GUNSLINGER BOYⅣ
どうして君を
車の中は終始無言だった。
隣に座る帝人君からは少し寂しげな雰囲気が漂っている。
と、いうのも、ここ最近俺が帝人くんから距離を置くようにしているのでそれに戸惑っているんだろう。
俺は過去の選択・・作戦二課に入って義体の担当官になったことを、後悔している。
帝人君に、出会ってしまったことを。
俺は人間が好きだ。愛してる。
欲望に忠実で、そのくせ綺麗事を好み、理想と現実の間でもがきながら時折予測不能な行動をとる。いくら観察しても理解しきれない愚かで美しくて醜く愛しい人間。
でもその愛してるとは明らかに異なるもっと強くて苦しい感情を、よりにもよって人外に持ってしまった。
この、隣に座っている華奢で童顔でそのくせ俺が唯一大嫌いな人間と同じように暴力的な力を持ったサイボーグ。
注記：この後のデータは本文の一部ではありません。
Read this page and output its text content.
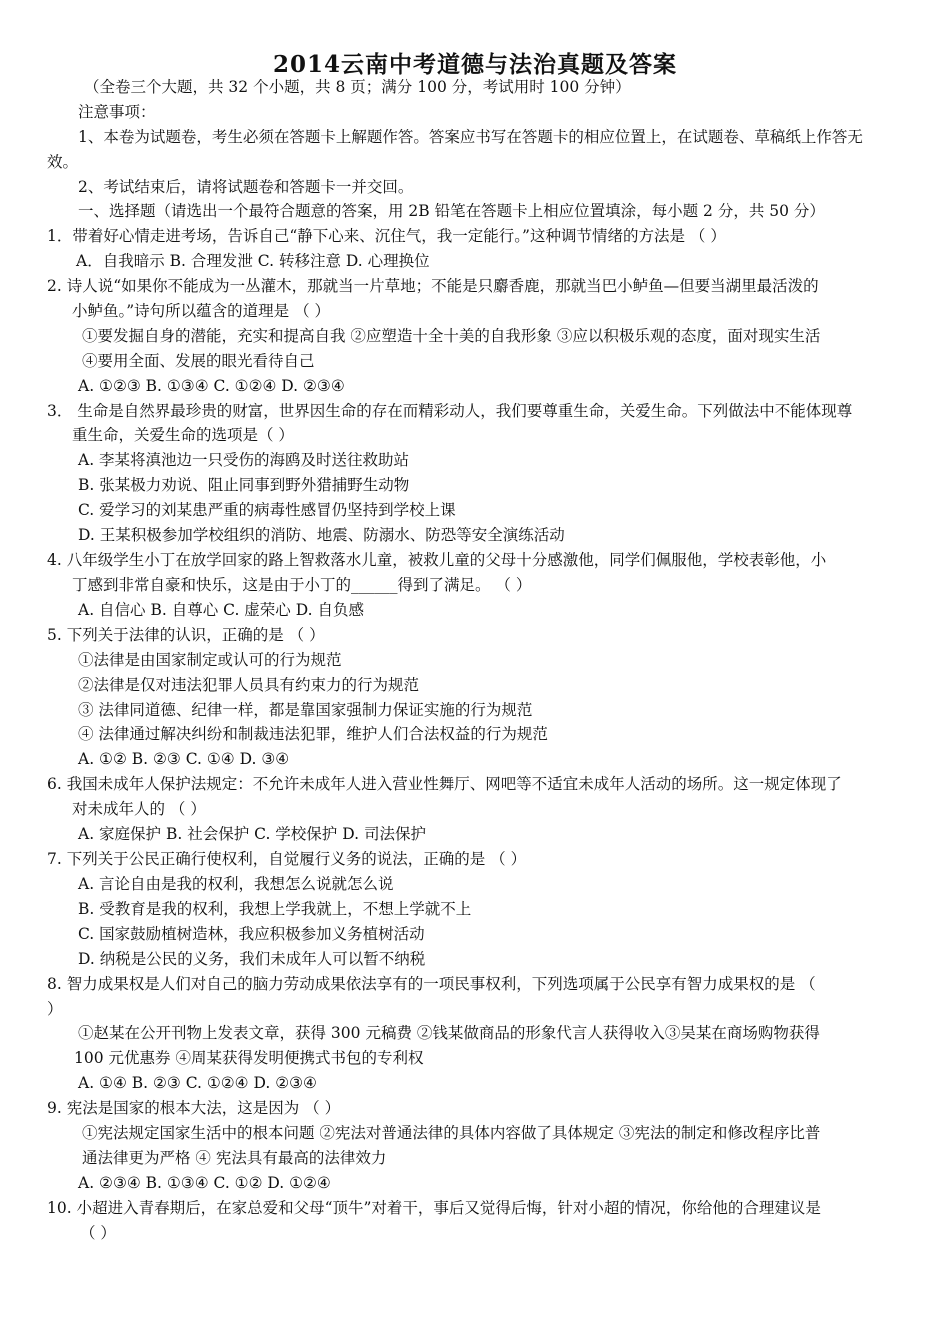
2014云南中考道德与法治真题及答案
（全卷三个大题，共 32 个小题，共 8 页；满分 100 分，考试用时 100 分钟）
注意事项：
1、本卷为试题卷，考生必须在答题卡上解题作答。答案应书写在答题卡的相应位置上，在试题卷、草稿纸上作答无
效。
2、考试结束后，请将试题卷和答题卡一并交回。
一、选择题（请选出一个最符合题意的答案，用 2B 铅笔在答题卡上相应位置填涂，每小题 2 分，共 50 分）
1．带着好心情走进考场，告诉自己“静下心来、沉住气，我一定能行。”这种调节情绪的方法是 （ ）
A．自我暗示 B. 合理发泄 C. 转移注意 D. 心理换位
2. 诗人说“如果你不能成为一丛灌木，那就当一片草地；不能是只麝香鹿，那就当巴小鲈鱼—但要当湖里最活泼的
小鲈鱼。”诗句所以蕴含的道理是 （ ）
①要发掘自身的潜能，充实和提高自我 ②应塑造十全十美的自我形象 ③应以积极乐观的态度，面对现实生活
④要用全面、发展的眼光看待自己
A. ①②③ B. ①③④ C. ①②④ D. ②③④
3． 生命是自然界最珍贵的财富，世界因生命的存在而精彩动人，我们要尊重生命，关爱生命。下列做法中不能体现尊
重生命，关爱生命的选项是（ ）
A. 李某将滇池边一只受伤的海鸥及时送往救助站
B. 张某极力劝说、阻止同事到野外猎捕野生动物
C. 爱学习的刘某患严重的病毒性感冒仍坚持到学校上课
D. 王某积极参加学校组织的消防、地震、防溺水、防恐等安全演练活动
4. 八年级学生小丁在放学回家的路上智救落水儿童，被救儿童的父母十分感激他，同学们佩服他，学校表彰他，小
丁感到非常自豪和快乐，这是由于小丁的______得到了满足。 （ ）
A. 自信心 B. 自尊心 C. 虚荣心 D. 自负感
5. 下列关于法律的认识，正确的是 （ ）
①法律是由国家制定或认可的行为规范
②法律是仅对违法犯罪人员具有约束力的行为规范
③ 法律同道德、纪律一样，都是靠国家强制力保证实施的行为规范
④ 法律通过解决纠纷和制裁违法犯罪，维护人们合法权益的行为规范
A. ①② B. ②③ C. ①④ D. ③④
6. 我国未成年人保护法规定：不允许未成年人进入营业性舞厅、网吧等不适宜未成年人活动的场所。这一规定体现了
对未成年人的 （ ）
A. 家庭保护 B. 社会保护 C. 学校保护 D. 司法保护
7. 下列关于公民正确行使权利，自觉履行义务的说法，正确的是 （ ）
A. 言论自由是我的权利，我想怎么说就怎么说
B. 受教育是我的权利，我想上学我就上，不想上学就不上
C. 国家鼓励植树造林，我应积极参加义务植树活动
D. 纳税是公民的义务，我们未成年人可以暂不纳税
8. 智力成果权是人们对自己的脑力劳动成果依法享有的一项民事权利，下列选项属于公民享有智力成果权的是 （
）
①赵某在公开刊物上发表文章，获得 300 元稿费 ②钱某做商品的形象代言人获得收入③吴某在商场购物获得
100 元优惠券 ④周某获得发明便携式书包的专利权
A. ①④ B. ②③ C. ①②④ D. ②③④
9. 宪法是国家的根本大法，这是因为 （ ）
①宪法规定国家生活中的根本问题 ②宪法对普通法律的具体内容做了具体规定 ③宪法的制定和修改程序比普
通法律更为严格 ④ 宪法具有最高的法律效力
A. ②③④ B. ①③④ C. ①② D. ①②④
10. 小超进入青春期后，在家总爱和父母“顶牛”对着干，事后又觉得后悔，针对小超的情况，你给他的合理建议是
（ ）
担当官を守り公社の敵を抹殺するために蘇生された人形。
そんな彼なのに・・いつの間にか心の大半を占める存在になってしまっていた。
ただの実験だったはずだ。
人間の脳と人工の肉体を持った彼をそばに置いて観察しようと、そう思っただけなのに。
もう、彼無しの日常など考えられないほど帝人君は俺の中に深く入り込んできてしまった。
恥ずかしいことに、この歳になって初恋だ。
特定の相手をこんなに好きになることなどなかった。こんな気持ちになることはなかった。
・・しかし、こんなに不毛なことってない。
どんなに俺が帝人君を愛しても、帝人君が俺を本当の意味で愛することは決して無い。
帝人君は感情も体も人工的に作られた義体だ。
俺のことを命がけで守ってくれるのは俺が帝人君の担当官だから。
好きだと言ってくれるのも、側にいてくれるのも。全部全部、俺が担当官だから。公社の人間だから。
それだけだ。
俺が担当官じゃなかったら、帝人君は俺になんの感情も抱かない。
帝人君の俺に対する感情は、条件付けが見せる幻覚だ。
そんなのは不公平だ。
まやかしの感情に俺ばかり振り回されるなんて御免だ。
帝人君を愛せるかどうかの実験は成功で、失敗だ。
愛したからといってその先には何もない。
所詮は担当官と義体の関係。それ以上でもそれ以下でもない。
苦しいだけだ。
だから俺は帝人君に必要以上に話しかけたり触れたりすることをやめた。
それまで一緒のベッドに寝ていたのを部屋にもう一つベッドを入れてそちらに寝かせることにした。
髪を乾かしてやるのも、何かと抱きしめるのも、失敗した時に慰めてやるのも・・・
それでも帝人君は寂しそうな表情をするだけで、特に何も言わない。
今はまだ戸惑っているようだけれど時期に慣れるだろう。
義体はそういう物だから。
担当官の命令に逆らったりはしない。
あとは、俺が帝人君に触れたい衝動を我慢できるようになればいい。
そのうち慣れる。
割切ればいい。
本当は俺が義体の担当官なんて辞めてしまえばいいんだろう。
そうすれば帝人君の記憶から俺は抹消されて、新しい担当官が・・・・・想像して、無理だと思った。
それは駄目だ。受け付けない。
この子が他の誰かの物になるなんて、許せるわけがない。
本当、滑稽で不毛でどうしようもない。
こんなに苦しいなら、帝人君になんて出会わなければ良かった。